Conversational AI services such as Dialogflow, Lex, or Watson Assistant require creation and management of complex conversation trees. State-of-the-art question-answering systems can learn from question/answer pairs but also require passage context as training data and input. We developed a chatbot trained by feeding it with just question/answer pairs. Our chatbot works well without passage contexts and thus is simpler to operationalize. The chatbot does not use word meanings or linguistic properties such as parts-of-speech or stop words. It can work with non-English questions and answers.

What it does

Answers questions based on Wikipedia pages (Google Natural Questions).

How we built it

We used data from Google's Natural Questions posted on the web https://ai.google.com/research/NaturalQuestions/download

From the data we only use questions and short answers such as these for training the chatbot.

question: what is the orange stuff on my sushi
answer: tobiko

question: who spread the theory that one is a product of the mind and body
answer: rene descartes

question: when did star trek the next generation first air
answer: september 28 , 1987

The training data is in English but the chatbot can work with other languages by feeding it question-answer pairs in another language.
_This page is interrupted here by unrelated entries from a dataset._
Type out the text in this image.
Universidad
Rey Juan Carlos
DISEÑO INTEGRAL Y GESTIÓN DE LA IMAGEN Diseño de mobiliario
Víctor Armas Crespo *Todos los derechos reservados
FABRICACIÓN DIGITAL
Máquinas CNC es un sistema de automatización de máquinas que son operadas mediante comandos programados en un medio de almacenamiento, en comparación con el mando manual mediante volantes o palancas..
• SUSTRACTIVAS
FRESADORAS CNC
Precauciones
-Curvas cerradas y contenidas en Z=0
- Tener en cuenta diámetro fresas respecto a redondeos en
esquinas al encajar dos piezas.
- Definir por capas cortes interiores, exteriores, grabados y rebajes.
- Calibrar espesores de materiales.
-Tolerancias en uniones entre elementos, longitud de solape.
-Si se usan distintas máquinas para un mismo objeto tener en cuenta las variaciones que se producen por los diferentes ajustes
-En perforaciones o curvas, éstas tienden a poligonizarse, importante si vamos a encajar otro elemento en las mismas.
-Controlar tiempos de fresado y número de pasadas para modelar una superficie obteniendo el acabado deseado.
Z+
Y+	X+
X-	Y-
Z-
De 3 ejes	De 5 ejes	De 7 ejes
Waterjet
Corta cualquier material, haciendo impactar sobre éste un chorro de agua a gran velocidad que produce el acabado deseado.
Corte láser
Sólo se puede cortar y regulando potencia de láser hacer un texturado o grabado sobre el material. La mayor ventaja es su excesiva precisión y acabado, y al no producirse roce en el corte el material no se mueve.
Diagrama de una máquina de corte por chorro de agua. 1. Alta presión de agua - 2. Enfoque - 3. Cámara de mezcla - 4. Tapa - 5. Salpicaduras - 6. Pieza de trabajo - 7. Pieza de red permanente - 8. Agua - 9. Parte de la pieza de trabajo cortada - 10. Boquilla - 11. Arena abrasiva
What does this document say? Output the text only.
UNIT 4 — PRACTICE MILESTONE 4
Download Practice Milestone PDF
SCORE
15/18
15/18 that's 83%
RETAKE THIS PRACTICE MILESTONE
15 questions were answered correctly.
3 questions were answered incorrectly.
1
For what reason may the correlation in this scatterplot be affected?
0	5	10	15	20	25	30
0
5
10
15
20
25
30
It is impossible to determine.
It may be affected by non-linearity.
The model does not need to know word meanings or use linguistic features like word stems, parts-of-speech, or stop words.

A key feature of our model is attention mechanism. Here is an attention plot of question "where does jinx you owe me a coke come from" with correctly predicted answer.

question attention plot

Here is an attention plot of the question reworded as "jinx u owe me coke come from where?".

another attention plot

The two questions have different utterances. But the intent is the same, which is to ask about origin of a children's game. Attention mechanism assigns a weight to each word in the question which is then used by the chatbot to predict the next word in the answer.

Challenges we ran into

Identifying a useful and efficient collaborative platform. Getting reasonably big data set in a compact form for training and running TF2. The original files were really huge (GBs) and Google-Colabs does not let you store files in the container. So, we adopted the example of 200 data sets, stored only the simplified version (12Mb), and run our code from a Google Drive via the Google-Colabs.

Accomplishments that we're proud of:

For the 200 data set we identified 70 short answers out of 101 possible long answers, that is 69% useful training data. After training we got 76 answers (different from 'unknown') out of the 101 possible questions with long answers, that is is 75% (5 new answers). Within this set there were at least 52 correct answers out of the 76 possible non-trivial answers - accuracy rate 68%. The total training time was 11.72 minutes for 100 epochs, final total_loss 0.1290. There were 2 AnswerFlow answers with similarity above 85% based on spacy 'en_core_web_md' similarity comparison to the correct answer. Below are these two examples:

Question: "where is zimbabwe located in the world map" AnswerFlow answer: "in southern africa , botswana , zambia and mozambique" The answer from Google NQ data was: "in southern africa , between the zambezi and limpopo rivers , bordered by south africa , botswana , zambia and mozambique" Similarity:94.24%

Question: "where is arkansas river located on a map" AnswerFlow answer: "the arkansas river flows through colorado , kansas , oklahoma , and arkansas , and arkansas , and arkansas , and arkansas , and arkansas , and arkansas , and " The answer from Google NQ data was: "the arkansas river flows through colorado , kansas , oklahoma , and arkansas , and its watershed also drains parts of texas , new mexico and missouri. " Similarity:95.19%

What we learned

Google Colab is a powerful playground and let us use TPU and GPU (the TPU runtime environment was more efficient for our training purpose but the GPU was faster)

What's next for AnswerFlow

1) Use larger data set for training on short answers; 2) Do training for long answers; 3) implement a measure of how reasonable is a given answer; 4) implement a QA skin via webpage, app, or another chatbot interface.